Should it be realized, the commemoration at Independence National Historical Park would become the first federal memorial to slavery in the nation.
"We have to tell the truth, whether it hurts or not," said Charles Blockson, curator of the Blockson collection of African American materials at Temple University. "In the city of Philadelphia, it's never been told."
Park Superintendent Mary Bomar said that she and her staff agreed that the spot in front of the Liberty Bell Center should be demarcated as the site where some of Washington's slaves had lived.
Some park officials had previously resisted the idea, saying it could not be documented conclusively that the site had been used as a slave quarters. But after an Oct. 30 forum on the subject, Bomar said her staff now accepted the argument that slaves and white servants lived on the spot.
That could be the basis for the placement of a temporary acknowledgment, but a larger plan to commemorate Washington's slaves and the Presidents' House, where Washington and John Adams lived and worked, has no funding, she said.

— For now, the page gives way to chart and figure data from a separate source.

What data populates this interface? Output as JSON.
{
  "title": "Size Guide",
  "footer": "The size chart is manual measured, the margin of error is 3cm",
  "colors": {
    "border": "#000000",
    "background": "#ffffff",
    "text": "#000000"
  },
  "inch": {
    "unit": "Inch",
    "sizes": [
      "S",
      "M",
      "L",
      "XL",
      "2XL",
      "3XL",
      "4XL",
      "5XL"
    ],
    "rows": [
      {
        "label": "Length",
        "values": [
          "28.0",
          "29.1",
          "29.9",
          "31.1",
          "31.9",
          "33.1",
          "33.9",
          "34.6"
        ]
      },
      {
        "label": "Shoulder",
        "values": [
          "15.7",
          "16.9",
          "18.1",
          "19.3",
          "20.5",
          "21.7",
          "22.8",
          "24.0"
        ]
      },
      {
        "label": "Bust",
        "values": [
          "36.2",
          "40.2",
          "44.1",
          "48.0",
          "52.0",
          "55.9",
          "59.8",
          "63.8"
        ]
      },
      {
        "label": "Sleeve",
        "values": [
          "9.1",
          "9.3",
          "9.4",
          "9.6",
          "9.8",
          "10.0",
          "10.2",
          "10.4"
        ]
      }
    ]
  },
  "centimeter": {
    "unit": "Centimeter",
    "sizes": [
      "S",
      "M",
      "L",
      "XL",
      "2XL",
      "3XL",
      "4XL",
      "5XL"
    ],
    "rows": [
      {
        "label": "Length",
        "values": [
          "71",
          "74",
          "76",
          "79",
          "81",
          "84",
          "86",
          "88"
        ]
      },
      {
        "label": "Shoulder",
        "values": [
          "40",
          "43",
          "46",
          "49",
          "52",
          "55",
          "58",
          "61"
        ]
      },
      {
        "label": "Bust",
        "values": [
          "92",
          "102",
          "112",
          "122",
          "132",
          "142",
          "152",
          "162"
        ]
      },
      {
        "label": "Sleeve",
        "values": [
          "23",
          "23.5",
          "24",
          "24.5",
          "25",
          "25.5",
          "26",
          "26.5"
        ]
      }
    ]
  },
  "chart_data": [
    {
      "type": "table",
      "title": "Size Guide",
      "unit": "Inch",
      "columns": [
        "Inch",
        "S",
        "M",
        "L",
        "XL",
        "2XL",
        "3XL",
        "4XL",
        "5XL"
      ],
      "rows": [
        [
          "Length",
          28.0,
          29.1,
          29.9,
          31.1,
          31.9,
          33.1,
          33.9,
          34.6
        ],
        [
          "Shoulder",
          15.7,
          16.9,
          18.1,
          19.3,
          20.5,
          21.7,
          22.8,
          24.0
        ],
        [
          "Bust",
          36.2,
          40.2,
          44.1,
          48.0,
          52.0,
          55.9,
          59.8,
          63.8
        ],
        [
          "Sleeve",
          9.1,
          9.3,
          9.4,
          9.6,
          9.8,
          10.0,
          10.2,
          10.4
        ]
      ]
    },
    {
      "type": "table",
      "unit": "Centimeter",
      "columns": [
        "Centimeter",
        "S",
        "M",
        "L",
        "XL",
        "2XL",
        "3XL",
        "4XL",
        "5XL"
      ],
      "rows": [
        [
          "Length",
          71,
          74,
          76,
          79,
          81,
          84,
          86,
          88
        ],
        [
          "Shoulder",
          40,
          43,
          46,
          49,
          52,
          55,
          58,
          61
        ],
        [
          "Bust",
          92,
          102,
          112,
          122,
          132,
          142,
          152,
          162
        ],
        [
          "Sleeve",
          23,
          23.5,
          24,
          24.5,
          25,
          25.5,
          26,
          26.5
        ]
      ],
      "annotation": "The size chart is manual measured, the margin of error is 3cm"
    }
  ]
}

"We're not sweeping anything under the rug," Bomar told the forum. "Nothing would suit me better than to move forward on this project."
Bomar said last week that she would push agency officials in Philadelphia and in Washington to come up with the funds for the $4.5 million project. The city has pledged $1.5 million already.
By clearly marking the slave quarters, visitors to the Liberty Bell would metaphorically "pass from the hell of slavery into the heaven of liberty" as they entered the center, said Michael Coard, a leader of Avenging the Ancestors Coalition, which has been pushing for a full commemorative memorial on the site.